I was umming and ahhing for days about whether to write this post, but I have always been a firm believer that getting your thoughts straight will help you in the long run, and make you realise how far you have come. And if anyone has ever been through something similar, then I want them to know you are doing incredibly well, even if you don’t see it.
Yesterday marked the year anniversary that we sadly lost one of my best friends. It was the hardest day I have ever had to face, made even harder by the fact it was totally unexpected. This time last year felt not only as though a huge part of me was missing, but also that the wound of losing someone so close to you, would never heal.
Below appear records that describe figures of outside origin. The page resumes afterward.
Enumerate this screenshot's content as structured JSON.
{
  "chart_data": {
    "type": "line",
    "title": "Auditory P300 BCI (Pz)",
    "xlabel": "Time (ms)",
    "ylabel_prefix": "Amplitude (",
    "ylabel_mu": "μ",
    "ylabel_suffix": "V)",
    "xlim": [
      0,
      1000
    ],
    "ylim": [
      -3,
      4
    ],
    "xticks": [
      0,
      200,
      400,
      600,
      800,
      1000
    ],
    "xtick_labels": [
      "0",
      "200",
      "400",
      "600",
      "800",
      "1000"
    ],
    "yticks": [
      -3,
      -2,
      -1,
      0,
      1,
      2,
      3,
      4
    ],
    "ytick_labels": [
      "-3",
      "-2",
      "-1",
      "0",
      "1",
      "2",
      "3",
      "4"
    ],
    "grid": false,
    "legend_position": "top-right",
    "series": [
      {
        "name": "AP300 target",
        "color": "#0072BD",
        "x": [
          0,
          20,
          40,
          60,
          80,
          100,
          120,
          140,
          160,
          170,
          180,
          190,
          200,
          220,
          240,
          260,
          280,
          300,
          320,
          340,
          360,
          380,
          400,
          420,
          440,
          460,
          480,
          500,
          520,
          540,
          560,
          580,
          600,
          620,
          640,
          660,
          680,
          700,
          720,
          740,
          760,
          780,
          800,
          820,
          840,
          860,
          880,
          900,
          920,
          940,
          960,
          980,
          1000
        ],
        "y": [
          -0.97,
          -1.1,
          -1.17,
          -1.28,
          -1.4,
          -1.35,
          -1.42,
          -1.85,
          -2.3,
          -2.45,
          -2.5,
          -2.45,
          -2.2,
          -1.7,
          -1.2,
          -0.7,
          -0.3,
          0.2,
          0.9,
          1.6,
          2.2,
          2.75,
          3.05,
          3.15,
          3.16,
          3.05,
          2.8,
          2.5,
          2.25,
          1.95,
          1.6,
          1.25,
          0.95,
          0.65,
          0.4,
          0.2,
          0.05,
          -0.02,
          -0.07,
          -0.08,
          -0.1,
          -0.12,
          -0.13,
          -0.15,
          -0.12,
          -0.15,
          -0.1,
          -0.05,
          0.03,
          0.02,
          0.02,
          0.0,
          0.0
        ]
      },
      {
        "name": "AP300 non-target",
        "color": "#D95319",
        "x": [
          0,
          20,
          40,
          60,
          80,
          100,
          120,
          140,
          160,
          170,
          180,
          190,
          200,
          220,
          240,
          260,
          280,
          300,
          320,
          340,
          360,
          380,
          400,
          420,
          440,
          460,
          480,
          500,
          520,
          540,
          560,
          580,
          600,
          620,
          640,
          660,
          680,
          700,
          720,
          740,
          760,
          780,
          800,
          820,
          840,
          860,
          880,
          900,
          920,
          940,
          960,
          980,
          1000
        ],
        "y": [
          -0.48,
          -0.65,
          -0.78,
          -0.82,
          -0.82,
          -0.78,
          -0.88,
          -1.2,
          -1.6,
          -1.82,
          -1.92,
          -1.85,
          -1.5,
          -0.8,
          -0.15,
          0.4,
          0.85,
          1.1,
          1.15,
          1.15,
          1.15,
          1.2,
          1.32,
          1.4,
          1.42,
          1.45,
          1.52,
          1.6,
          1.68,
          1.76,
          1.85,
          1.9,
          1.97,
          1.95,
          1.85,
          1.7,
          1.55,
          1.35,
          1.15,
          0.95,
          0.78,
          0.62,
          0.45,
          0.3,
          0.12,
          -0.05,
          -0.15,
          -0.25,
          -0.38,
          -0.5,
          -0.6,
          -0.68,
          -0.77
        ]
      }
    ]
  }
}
To me, the wound is still very much there: In time, I have managed to stitch parts of it back together, helped massively by the support net I have around me; but from time to time the stitches break open, and I am left to relive the whole situation again.
It was and still is totally surreal that she isn’t here: We were talking 10 minutes before, had seen each other two days before and were discussing plans for the summer. And within 24 hours, our lives had changed forever.
Because I never thought something like this would ever happen, I had no idea how to react. In many ways, I am still in denial that that fateful night ever happened and in my head I sometimes think I made the whole thing up; that everything will be perfect again when I wake up or that it was all a mistake.
I always said from the start that I hoped I would feel happy again, but it will always be a different kind of happy: A kind of happiness that is laced with feelings that one of the people you thought you would share your wedding day with, introduce to your children and have by your side throughout anything, will not be around.
In the last year so much has changed. I have made incredible friends, memories I will cherish forever, and come much further than I ever thought possible; but with this happiness comes overwhelming guilt. A remorse that one particular person won’t be here to celebrate life’s crazy rollercoaster of emotions with me. Someone that you thought was in it for the long run with you.
Something that has come out of this whole situation is my changed outlook on life. Although my anxiety and depression have been at a lifelong high, I have managed to reduce my fears in other areas, and live a whole lot kinder and compassionately. I still have a long way to go but my path is going in the right direction.
Unfortunately, we never know when our time will be up: Tell the people you love how much they mean to you; don’t argue with your boyfriend over something that means nothing in the long run; leave a job if it is making you unhappy – life is too short not to grab each day as it comes and learn to appreciate all of the little things that you might ordinarily take for granted.
My best friend lived just like this. Nothing phased her – she was fearless, a breath of fresh air, always putting others before herself and never letting life get on top of her.
She is one of a kind.
A true shining star.
No life on earth would have been perfect enough.